Psychopathinnen

„Psychopathe ist ein wirkungsvolles Wort, das Aufmerksamkeit erzeugt und für viele mit einer gewissen Faszination einhergeht. Es ist die Faszination für Menschen, die sich außerhalb der Normen bewegen, welche für die meisten anderen selbstverständlich sind“ heißt es in der Einleitung zu Psychopatinnen. Jener Faszination scheint die Autorin selber verfallen zu sein, wenn man sich ihre Forschungsgebiete anschaut. Sie verweist darauf – anhand von zwei fiktiven Charakteren – Hannibal Lecter aus Das Schweigen der Lämmer und die von Sharon Stone verkörperte Eispickelmörderin aus Basic Instinct, dass es dabei Unterschiede bei männlichen und weiblichen Psychpatinnen.

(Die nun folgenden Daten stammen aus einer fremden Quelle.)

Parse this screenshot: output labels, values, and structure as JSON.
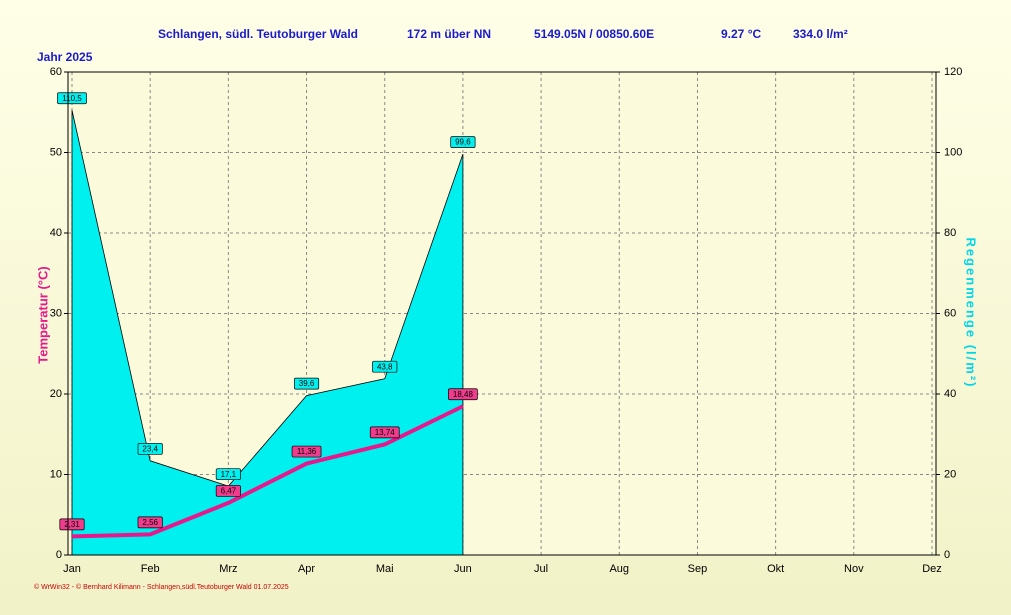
{
  "header": {
    "title": "Schlangen,  südl. Teutoburger Wald",
    "elevation": "172 m über NN",
    "coordinates": "5149.05N / 00850.60E",
    "mean_temperature": "9.27 °C",
    "total_rain": "334.0 l/m²"
  },
  "footer": "© WrWin32 - © Bernhard Kilimann - Schlangen,südl.Teutoburger Wald  01.07.2025",
  "chart_data": {
    "type": "line",
    "subtitle": "Jahr  2025",
    "ylabel": "Temperatur  (°C)",
    "y2label": "Regenmenge  (l/m²)",
    "categories": [
      "Jan",
      "Feb",
      "Mrz",
      "Apr",
      "Mai",
      "Jun",
      "Jul",
      "Aug",
      "Sep",
      "Okt",
      "Nov",
      "Dez"
    ],
    "ylim": [
      0,
      60
    ],
    "yticks": [
      0,
      10,
      20,
      30,
      40,
      50,
      60
    ],
    "y2lim": [
      0,
      120
    ],
    "y2ticks": [
      0,
      20,
      40,
      60,
      80,
      100,
      120
    ],
    "grid": true,
    "series": [
      {
        "name": "Regenmenge",
        "type": "area",
        "axis": "y2",
        "color": "#00f0f0",
        "values": [
          110.5,
          23.4,
          17.1,
          39.6,
          43.8,
          99.6,
          null,
          null,
          null,
          null,
          null,
          null
        ],
        "value_labels": [
          "110,5",
          "23,4",
          "17,1",
          "39,6",
          "43,8",
          "99,6",
          null,
          null,
          null,
          null,
          null,
          null
        ]
      },
      {
        "name": "Temperatur",
        "type": "line",
        "color": "#e8188c",
        "values": [
          2.31,
          2.56,
          6.47,
          11.36,
          13.74,
          18.48,
          null,
          null,
          null,
          null,
          null,
          null
        ],
        "value_labels": [
          "2,31",
          "2,56",
          "6,47",
          "11,36",
          "13,74",
          "18,48",
          null,
          null,
          null,
          null,
          null,
          null
        ]
      }
    ]
  }
}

Das weibliche Böse fasziniert die Menschen seit jeher. Die Märchen sind voll von bösen (Stief-)Müttern und Hexen, während Frauen gleichzeitig – in einer binären Geschlechterzuschreibung verbleibend – den Frauen als potentiellen „Müttern“ eher weniger als Männern das Böse zugetraut wird. Die Psychologin und Therapeutin Lydia Benecke beleuchtet in ihrem aktuellen Buch – auf populärwissenschaftlichen Niveau – die Psychologie des „weiblichen Bösen“. Das klingt auf den ersten Blick spannend, stellt sich aber leider beim näherem Hinschauen als sehr oberflächlich und irrelevant dar. Die von ihr dargestellten und diskutierten Fallbeispiele kennt man zur Genüge bereits aus den klassischen amerikanischen Krimiserien wie Criminal Intent und Co. – und auf deren Niveau bewegt sich auch in etwa die Auseinandersetzung mit diesen. Ein bisschen Münchhausen-by-Proxy-Syndrom, ein bisschen Borderline und Narzissmus – alles der Stoff aus denen die alltäglichen Krimivergnügen sind. Lediglich die Erklärbärartikel zwischendurch, die auch aus einem Wikipedia-Eintrag stammen könnten, geben dem Ganzen den gewissen Touch der Wissenschaftlichkeit.

Spätestens nach der zweiten – von insgesamt sechs Fallbeispielen – ist man geneigt das Buch aus Langeweile zur Seite zu legen. Abgesehen davon fehlt auch ein irgendwie geartetes Fazit. So verbleibt es bei der effekthaschenden Darstellung von Einzelfällen. Ist ein solches Vorgehen mit den ethischen Richtlinien des Berufs der Psychologin vereinbar?

Einen weiteren Vorwurf, den sich Frau Benecke gefallen lassen muß, ist, dass es schon für Aussenstehende suspekt ist, wenn man sich durch sein Handeln als Rechtsbeistand bei der SM-Jugend (SMJG) und Kolumnistin der Schlagzeilen zumindest eine Affinität zu Sadomasochismus zeigt und gleichzeitig mit einer ins Morbide gehenden beruflichen Interesse für Realvampire und schweren Straftätern („Sadisten“) verbindet.

Maurice Schuhmann

Lydia Benecke: Psychopathinnen. Die Psychologie des weiblichen Bösen, Bastei-Lübbe Verlag Köln 2018, ISBN: 978-3-431-03996-2, 430 S., Preis: 18 €.